必死で助けに来てくれた彼は私のヒーローだ。そういえば昔から、不思議と窮地には彼が駆け付けてくれていた気がする。彼の話しの中に気になる言葉を発見してしまった。
「ん? そうだ。俺はずっと昔からお前のことが大好きだ! お前は知らなかったみたいだけどな」
「……っ、わ……私だって大好きだもん!」
色々と考え悩んでいた私を一蹴するかのように、爽やかな笑顔で彼は告げた。想いを寄せていた幼馴染からの突然の告白に、私の心臓は五月蠅く脈打つ。夢かと一緒思ったが、身体の熱と五月蠅い鼓動が、現実であることを教える。歓喜に打ち震えながらも、自身の気持ちを叫んだ。
「じゃあ、両想いだな!」
「……そっ……そうだね」
眩しい笑顔で恥ずかしいことを大声で叫ぶ。

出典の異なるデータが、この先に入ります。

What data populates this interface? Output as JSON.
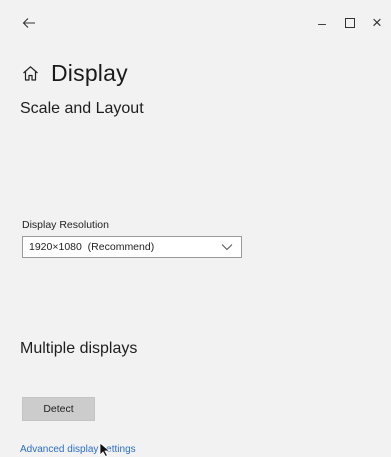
{
  "window": {
    "back_icon": "back-arrow-icon",
    "minimize_label": "–",
    "maximize_icon": "maximize-icon",
    "close_label": "×"
  },
  "header": {
    "home_icon": "home-icon",
    "title": "Display"
  },
  "scale_layout": {
    "section_title": "Scale and Layout",
    "resolution_label": "Display Resolution",
    "resolution_value": "1920×1080  (Recommend)",
    "chevron_icon": "chevron-down-icon"
  },
  "multiple_displays": {
    "section_title": "Multiple displays",
    "detect_label": "Detect",
    "advanced_link": "Advanced display settings"
  },
  "colors": {
    "background": "#f2f2f2",
    "link": "#2a6fc9",
    "button": "#cccccc"
  }
}
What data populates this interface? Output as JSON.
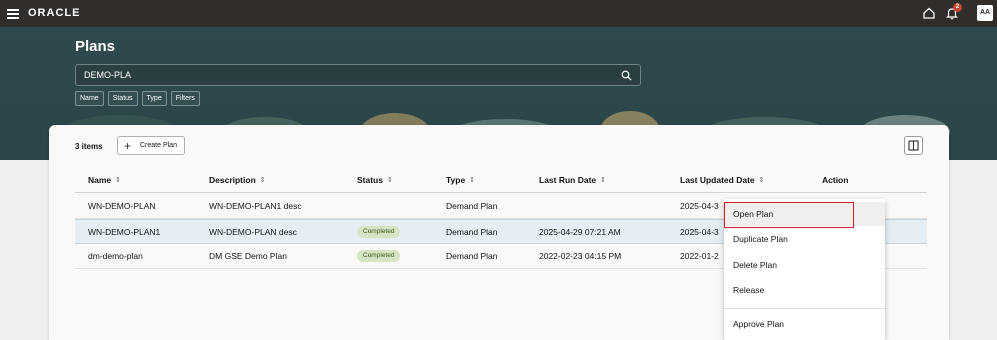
{
  "topbar": {
    "logo": "ORACLE",
    "notification_count": "2",
    "avatar": "AA"
  },
  "header": {
    "title": "Plans"
  },
  "search": {
    "value": "DEMO-PLA"
  },
  "filters": [
    "Name",
    "Status",
    "Type",
    "Filters"
  ],
  "toolbar": {
    "items_count": "3 items",
    "create_label": "Create Plan"
  },
  "table": {
    "columns": [
      "Name",
      "Description",
      "Status",
      "Type",
      "Last Run Date",
      "Last Updated Date",
      "Action"
    ],
    "rows": [
      {
        "name": "WN-DEMO-PLAN",
        "description": "WN-DEMO-PLAN1 desc",
        "status": "",
        "type": "Demand Plan",
        "last_run": "",
        "last_updated": "2025-04-3"
      },
      {
        "name": "WN-DEMO-PLAN1",
        "description": "WN-DEMO-PLAN desc",
        "status": "Completed",
        "type": "Demand Plan",
        "last_run": "2025-04-29 07:21 AM",
        "last_updated": "2025-04-3"
      },
      {
        "name": "dm-demo-plan",
        "description": "DM GSE Demo Plan",
        "status": "Completed",
        "type": "Demand Plan",
        "last_run": "2022-02-23 04:15 PM",
        "last_updated": "2022-01-2"
      }
    ]
  },
  "action_menu": {
    "items": [
      "Open Plan",
      "Duplicate Plan",
      "Delete Plan",
      "Release",
      "Approve Plan"
    ]
  },
  "colors": {
    "topbar": "#312d2a",
    "header": "#2f4a4e",
    "selected_row": "#e4eef4",
    "badge_bg": "#d7e4c3",
    "highlight": "#d0212d"
  }
}
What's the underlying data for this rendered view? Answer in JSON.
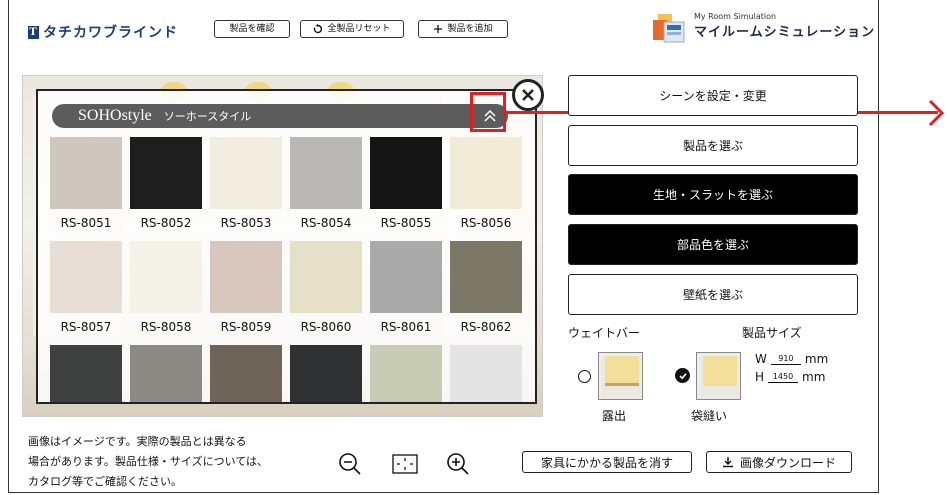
{
  "brand": {
    "mark": "T",
    "name": "タチカワブラインド"
  },
  "toolbar": {
    "confirm_label": "製品を確認",
    "reset_label": "全製品リセット",
    "add_label": "製品を追加"
  },
  "app": {
    "title_en": "My Room Simulation",
    "title_ja": "マイルームシミュレーション"
  },
  "series": {
    "name_en": "SOHOstyle",
    "name_ja": "ソーホースタイル"
  },
  "swatches": [
    {
      "code": "RS-8051",
      "color": "#cfc7bd"
    },
    {
      "code": "RS-8052",
      "color": "#1e1e1e"
    },
    {
      "code": "RS-8053",
      "color": "#f1eedf"
    },
    {
      "code": "RS-8054",
      "color": "#b9b8b6"
    },
    {
      "code": "RS-8055",
      "color": "#151515"
    },
    {
      "code": "RS-8056",
      "color": "#f1ebd8"
    },
    {
      "code": "RS-8057",
      "color": "#e8ded5"
    },
    {
      "code": "RS-8058",
      "color": "#f4f2e6"
    },
    {
      "code": "RS-8059",
      "color": "#d8c7bc"
    },
    {
      "code": "RS-8060",
      "color": "#e7e0c8"
    },
    {
      "code": "RS-8061",
      "color": "#a9a9a9"
    },
    {
      "code": "RS-8062",
      "color": "#7d7767"
    },
    {
      "code": "",
      "color": "#3f4140"
    },
    {
      "code": "",
      "color": "#8b8a85"
    },
    {
      "code": "",
      "color": "#6e6458"
    },
    {
      "code": "",
      "color": "#2f3132"
    },
    {
      "code": "",
      "color": "#c9ccb4"
    },
    {
      "code": "",
      "color": "#e4e4e4"
    }
  ],
  "side_menu": {
    "scene": "シーンを設定・変更",
    "product": "製品を選ぶ",
    "fabric": "生地・スラットを選ぶ",
    "parts": "部品色を選ぶ",
    "wallpaper": "壁紙を選ぶ"
  },
  "weight_bar": {
    "label": "ウェイトバー",
    "option1": "露出",
    "option2": "袋縫い",
    "selected": "袋縫い"
  },
  "size": {
    "label": "製品サイズ",
    "w_label": "W",
    "w_value": "910",
    "w_unit": "mm",
    "h_label": "H",
    "h_value": "1450",
    "h_unit": "mm"
  },
  "disclaimer": {
    "line1": "画像はイメージです。実際の製品とは異なる",
    "line2": "場合があります。製品仕様・サイズについては、",
    "line3": "カタログ等でご確認ください。"
  },
  "bottom": {
    "remove_label": "家具にかかる製品を消す",
    "download_label": "画像ダウンロード"
  },
  "colors": {
    "accent_red": "#e02020",
    "dark": "#000000",
    "series_bar": "#5c5c5c"
  }
}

昔から感情表現が豊かで、お人好しで大好きな彼である。
「じゃあ帰ろう! ほら、迷子にならないように」
「う……うん」
彼は私に手を差し出した。沼の件には驚いたし、何よりも彼に触れていたい。私は彼の手をとった。彼の手から伝わる熱が、火傷するかのように熱い。
「あ、そうだ。助けくれてありがとう!」
「……っ、勿論! だってお前は……」
助けてもらったお礼を伝え忘れていたことに気が付き、歩きながら告げる。彼は何か口にしたが、学校のチャイムにより最後まで私の耳に届かなかった。笑顔なのだから、きっと私は彼が聞けば照れてしまう内容だろう。私は気にすることなく、彼と共に幸せな気持ちで家路に着いた。
だから夕陽に照らされた彼の影に、九本の尾が揺れていることには気が付かなかった。